Probably because this case was something more akin to an assert than an error check.

Rust has debug asserts for that. Using expect with a comment about why the condition should not/can't ever happen is idiomatic for cases where you never expect an Err.

This reads to me more like the error type returned by append with names is not (ErrorFlags, i32) and wasn't trivially convertible into that type so someone left an unwrap in place on an "I'll fix it later" basis, but who knows.

▲

thundergolfer 3 hours ago | parent | prev | next [-]

Fly writes a lot of Rust, do you allow `unwrap()` in your production environment? At Modal we only allow `expect("...")` and the message should follow the recommended message style[1].

I'm pretty surprised that Cloudflare let an unwrap into prod that caused their worst outage in 6 years.

1. https://doc.rust-lang.org/std/option/enum.Option.html#recomm...

▲

tptacek 3 hours ago | parent [-]

After The Great If-Let Outage Of 2024, we audited all our code for that if-let/rwlock problem, changed a bunch of code, and immediately added a watchdog for deadlocks. The audit had ~no payoff; the watchdog very definitely did.

I don't know enough about Cloudflare's situation to confidently recommend anything (and I certainly don't know enough to dunk on them, unlike the many Rust experts of this thread) but if I was in their shoes, I'd be a lot less interested in eradicating `unwrap` everywhere and more in making sure than an errant `unwrap` wouldn't produce stable failure modes.

But like, the `unwrap` thing is all programmers here have to latch on to, and there's a psychological self-soothing instinct we all have to seize onto some root cause with a clear fix (or, better yet for dopaminergia, an opportunity to dunk).

A thing I really feel in threads like this is that I'd instinctively have avoided including the detail about an `unwrap` call --- I'd have worded that part more ambiguously --- knowing (because I have a pathological affinity for this community) that this is exactly how HN would react. Maybe ironically, Prince's writing is a little better for not having dodged that bullet.

	▲	thundergolfer 2 hours ago \| parent [-]
		Fair. I agree that saying "it's the unwrap" and calling it a day is wrong.

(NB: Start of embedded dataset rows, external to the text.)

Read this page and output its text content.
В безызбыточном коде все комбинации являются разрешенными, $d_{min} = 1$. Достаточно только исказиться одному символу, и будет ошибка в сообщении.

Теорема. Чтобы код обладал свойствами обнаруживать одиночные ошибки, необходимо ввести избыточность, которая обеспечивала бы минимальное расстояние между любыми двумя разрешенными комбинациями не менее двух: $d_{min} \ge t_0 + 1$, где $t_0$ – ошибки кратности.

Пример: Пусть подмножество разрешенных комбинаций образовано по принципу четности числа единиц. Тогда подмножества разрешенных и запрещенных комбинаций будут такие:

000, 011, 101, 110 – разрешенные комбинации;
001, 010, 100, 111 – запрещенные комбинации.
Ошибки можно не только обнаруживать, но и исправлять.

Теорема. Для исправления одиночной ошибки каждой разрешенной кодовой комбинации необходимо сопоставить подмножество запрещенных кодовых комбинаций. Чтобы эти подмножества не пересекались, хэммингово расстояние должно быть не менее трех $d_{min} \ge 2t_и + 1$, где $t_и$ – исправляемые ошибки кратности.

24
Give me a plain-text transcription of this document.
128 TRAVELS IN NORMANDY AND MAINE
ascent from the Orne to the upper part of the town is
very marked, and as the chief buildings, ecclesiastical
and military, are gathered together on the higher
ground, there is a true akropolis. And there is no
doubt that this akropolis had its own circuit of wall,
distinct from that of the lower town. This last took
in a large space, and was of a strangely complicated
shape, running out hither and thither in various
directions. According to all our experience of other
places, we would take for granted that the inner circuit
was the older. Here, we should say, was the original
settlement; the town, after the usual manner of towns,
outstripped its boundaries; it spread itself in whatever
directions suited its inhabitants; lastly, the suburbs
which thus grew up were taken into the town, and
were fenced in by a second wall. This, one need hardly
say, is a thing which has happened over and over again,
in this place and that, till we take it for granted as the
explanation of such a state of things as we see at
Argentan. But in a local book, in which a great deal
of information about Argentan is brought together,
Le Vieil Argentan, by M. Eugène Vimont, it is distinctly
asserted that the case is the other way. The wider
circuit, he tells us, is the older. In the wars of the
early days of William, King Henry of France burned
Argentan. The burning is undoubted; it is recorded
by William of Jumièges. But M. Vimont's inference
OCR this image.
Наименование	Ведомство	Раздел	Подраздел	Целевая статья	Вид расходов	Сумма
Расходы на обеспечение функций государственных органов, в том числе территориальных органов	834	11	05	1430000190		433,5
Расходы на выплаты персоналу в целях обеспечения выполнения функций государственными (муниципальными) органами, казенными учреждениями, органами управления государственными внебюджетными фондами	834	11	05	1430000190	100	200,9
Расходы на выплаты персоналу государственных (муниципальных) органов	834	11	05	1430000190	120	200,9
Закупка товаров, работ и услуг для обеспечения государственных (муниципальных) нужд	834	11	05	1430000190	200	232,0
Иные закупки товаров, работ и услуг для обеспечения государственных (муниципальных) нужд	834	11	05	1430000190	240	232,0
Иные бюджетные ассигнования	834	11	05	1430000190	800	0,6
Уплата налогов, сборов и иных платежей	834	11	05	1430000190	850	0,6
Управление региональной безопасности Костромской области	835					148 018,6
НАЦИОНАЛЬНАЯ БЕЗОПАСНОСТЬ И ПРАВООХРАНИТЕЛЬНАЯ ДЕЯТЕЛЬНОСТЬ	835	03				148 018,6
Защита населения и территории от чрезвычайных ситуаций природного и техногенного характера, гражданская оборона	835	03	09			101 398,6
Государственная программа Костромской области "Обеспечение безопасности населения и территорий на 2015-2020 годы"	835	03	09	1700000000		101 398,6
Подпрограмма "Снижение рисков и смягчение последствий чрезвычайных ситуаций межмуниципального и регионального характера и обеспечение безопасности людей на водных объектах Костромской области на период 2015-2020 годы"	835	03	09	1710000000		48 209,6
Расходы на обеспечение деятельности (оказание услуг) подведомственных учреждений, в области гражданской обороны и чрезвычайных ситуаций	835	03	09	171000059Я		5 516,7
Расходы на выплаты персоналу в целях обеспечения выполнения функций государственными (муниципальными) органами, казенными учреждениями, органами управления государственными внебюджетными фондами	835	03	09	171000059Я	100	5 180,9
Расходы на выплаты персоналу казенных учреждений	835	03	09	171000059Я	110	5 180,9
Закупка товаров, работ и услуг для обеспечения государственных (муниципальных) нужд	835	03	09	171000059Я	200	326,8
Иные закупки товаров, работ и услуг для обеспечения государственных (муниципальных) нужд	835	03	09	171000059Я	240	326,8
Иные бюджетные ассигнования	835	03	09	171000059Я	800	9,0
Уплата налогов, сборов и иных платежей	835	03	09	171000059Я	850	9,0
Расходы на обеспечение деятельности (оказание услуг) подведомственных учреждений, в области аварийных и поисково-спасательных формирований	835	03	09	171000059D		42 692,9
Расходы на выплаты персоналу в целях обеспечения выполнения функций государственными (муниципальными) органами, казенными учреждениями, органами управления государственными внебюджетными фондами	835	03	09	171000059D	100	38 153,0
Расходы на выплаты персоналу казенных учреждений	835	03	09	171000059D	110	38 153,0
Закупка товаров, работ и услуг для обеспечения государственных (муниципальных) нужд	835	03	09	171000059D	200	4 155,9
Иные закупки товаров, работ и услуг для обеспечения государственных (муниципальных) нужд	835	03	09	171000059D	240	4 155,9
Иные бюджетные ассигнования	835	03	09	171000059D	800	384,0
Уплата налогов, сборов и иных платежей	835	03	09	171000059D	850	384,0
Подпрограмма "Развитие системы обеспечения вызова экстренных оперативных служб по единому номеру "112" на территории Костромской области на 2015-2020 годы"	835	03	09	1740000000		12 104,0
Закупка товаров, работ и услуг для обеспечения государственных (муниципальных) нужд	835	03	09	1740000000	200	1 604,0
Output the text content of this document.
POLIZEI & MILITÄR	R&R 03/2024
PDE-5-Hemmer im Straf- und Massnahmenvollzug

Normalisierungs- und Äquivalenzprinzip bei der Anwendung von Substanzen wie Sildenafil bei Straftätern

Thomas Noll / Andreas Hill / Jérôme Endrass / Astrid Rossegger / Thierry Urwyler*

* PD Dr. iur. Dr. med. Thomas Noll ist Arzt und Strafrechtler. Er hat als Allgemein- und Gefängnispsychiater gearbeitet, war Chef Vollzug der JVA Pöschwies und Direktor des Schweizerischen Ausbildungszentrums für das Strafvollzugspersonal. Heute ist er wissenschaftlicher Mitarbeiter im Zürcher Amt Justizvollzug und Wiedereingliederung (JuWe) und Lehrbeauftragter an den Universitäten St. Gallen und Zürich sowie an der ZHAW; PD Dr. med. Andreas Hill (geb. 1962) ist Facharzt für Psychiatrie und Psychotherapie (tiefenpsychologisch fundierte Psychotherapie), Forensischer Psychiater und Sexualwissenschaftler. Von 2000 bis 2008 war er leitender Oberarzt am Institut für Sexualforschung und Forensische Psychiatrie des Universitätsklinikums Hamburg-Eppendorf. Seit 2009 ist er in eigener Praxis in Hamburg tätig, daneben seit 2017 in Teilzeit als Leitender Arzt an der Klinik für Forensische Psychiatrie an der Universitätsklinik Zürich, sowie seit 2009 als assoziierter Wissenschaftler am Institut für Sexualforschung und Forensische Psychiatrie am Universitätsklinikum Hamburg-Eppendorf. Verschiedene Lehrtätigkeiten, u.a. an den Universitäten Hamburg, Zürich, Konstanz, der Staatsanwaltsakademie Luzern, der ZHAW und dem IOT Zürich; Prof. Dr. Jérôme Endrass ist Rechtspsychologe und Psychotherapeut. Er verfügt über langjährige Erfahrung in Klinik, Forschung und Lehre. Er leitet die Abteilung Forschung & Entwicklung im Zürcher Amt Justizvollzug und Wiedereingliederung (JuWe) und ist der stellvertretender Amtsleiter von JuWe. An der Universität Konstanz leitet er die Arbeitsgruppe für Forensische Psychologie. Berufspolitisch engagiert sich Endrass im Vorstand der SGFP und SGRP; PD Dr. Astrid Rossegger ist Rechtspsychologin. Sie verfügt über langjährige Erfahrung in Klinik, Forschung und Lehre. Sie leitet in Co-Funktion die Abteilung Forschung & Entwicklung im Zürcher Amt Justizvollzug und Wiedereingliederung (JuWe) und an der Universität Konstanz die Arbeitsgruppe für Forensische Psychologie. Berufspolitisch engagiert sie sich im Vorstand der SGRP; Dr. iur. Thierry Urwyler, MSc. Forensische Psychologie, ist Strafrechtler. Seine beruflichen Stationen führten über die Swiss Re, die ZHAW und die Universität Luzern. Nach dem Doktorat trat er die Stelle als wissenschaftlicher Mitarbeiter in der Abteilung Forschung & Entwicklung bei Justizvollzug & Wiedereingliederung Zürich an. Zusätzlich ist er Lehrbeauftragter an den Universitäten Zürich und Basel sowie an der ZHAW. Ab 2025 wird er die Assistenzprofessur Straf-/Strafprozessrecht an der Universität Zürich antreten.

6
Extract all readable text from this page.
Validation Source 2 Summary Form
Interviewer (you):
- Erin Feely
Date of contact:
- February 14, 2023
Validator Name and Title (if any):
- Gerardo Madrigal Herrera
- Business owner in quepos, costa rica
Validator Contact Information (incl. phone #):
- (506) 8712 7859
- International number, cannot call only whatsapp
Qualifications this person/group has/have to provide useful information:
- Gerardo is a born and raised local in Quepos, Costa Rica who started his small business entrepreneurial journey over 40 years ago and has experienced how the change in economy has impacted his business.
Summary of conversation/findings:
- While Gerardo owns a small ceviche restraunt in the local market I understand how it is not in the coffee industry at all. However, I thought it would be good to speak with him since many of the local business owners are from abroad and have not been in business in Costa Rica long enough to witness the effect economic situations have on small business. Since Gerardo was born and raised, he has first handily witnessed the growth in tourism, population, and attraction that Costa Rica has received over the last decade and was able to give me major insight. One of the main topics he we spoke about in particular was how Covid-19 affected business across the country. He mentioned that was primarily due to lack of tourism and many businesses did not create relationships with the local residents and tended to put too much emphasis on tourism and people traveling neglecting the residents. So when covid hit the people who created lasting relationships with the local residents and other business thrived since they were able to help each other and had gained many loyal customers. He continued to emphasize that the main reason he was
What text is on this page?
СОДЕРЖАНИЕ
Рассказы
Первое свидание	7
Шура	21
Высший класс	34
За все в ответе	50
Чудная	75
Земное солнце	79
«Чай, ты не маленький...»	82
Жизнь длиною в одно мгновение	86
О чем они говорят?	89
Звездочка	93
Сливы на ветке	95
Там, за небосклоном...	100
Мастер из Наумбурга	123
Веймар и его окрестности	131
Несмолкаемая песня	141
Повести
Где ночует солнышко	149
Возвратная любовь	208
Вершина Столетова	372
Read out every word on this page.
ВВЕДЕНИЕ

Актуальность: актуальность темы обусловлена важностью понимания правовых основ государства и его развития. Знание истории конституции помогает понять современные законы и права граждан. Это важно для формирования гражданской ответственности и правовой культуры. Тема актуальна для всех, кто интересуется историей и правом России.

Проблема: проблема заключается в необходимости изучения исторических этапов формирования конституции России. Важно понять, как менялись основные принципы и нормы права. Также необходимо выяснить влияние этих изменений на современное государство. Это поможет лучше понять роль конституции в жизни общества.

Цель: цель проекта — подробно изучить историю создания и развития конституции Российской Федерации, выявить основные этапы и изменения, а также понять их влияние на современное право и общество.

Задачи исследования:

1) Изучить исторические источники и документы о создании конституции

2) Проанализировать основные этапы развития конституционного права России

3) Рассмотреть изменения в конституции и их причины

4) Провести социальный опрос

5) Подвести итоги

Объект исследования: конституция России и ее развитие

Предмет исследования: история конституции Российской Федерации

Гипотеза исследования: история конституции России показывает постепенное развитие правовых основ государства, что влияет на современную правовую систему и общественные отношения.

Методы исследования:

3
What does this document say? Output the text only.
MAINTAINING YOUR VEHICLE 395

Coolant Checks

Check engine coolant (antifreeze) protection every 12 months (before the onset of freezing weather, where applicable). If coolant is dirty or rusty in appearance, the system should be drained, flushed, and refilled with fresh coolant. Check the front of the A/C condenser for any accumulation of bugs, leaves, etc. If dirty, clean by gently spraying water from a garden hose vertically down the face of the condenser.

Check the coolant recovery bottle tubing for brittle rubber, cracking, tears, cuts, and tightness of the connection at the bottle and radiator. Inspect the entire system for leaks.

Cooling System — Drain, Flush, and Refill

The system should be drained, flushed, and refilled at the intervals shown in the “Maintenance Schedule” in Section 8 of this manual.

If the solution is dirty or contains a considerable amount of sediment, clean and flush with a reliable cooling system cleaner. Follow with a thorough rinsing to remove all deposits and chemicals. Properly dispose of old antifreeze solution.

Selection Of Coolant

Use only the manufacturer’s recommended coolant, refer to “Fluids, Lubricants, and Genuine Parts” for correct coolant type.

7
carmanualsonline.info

Recently actually we've done an exercise on our Worker which is "assume the worst kind of panic happens. make the Worker be ok with it". But I do feel strongly that the expect pattern is a highly useful control and that naked unwraps almost always indicate a failure to reason about the reliability of a change. An unwrap in their core proxy system indicates a problem in their change management process (review, linting, whatever).

▲

piperswe an hour ago | parent | prev | next [-]

In that case, it should probably be expect rather than unwrap, to document why the assertion should never fail.

▲

tristan-morris 3 hours ago | parent | prev | next [-]

Oh absolutely, that's how it would have been treated.

Surely a unwrap_or_default() would have been a much better fit--if fetching features fails, continue processing with an empty set of rules vs stop world.

▲

stefan_ 3 hours ago | parent | prev [-]

You are saying this would not have happened in a C release build where asserts define to nothing?

Wonder why these old grey beards chose to go with that.

▲

tptacek 3 hours ago | parent | next [-]

I am one of those old grey beards (or at least, I got started shipping C code in the 1990s), and I'd leave asserts in prod serverside code given the choice; better that than a totally unpredictable error path.

▲

ashishb 3 hours ago | parent | prev [-]

> You are saying this would not have happened in a C release build where asserts define to nothing?

Afaik, Go and Java are the only languages that make you pause and explicitly deal with these exceptions.

▲

tristan-morris 3 hours ago | parent [-]

And rust, but they chose to panic on the error condition. Wild.

	▲	ashishb an hour ago \| parent [-]
		> And rust, but they chose to panic on the error condition. Wild. unwrap() implicitly panic-ed, right?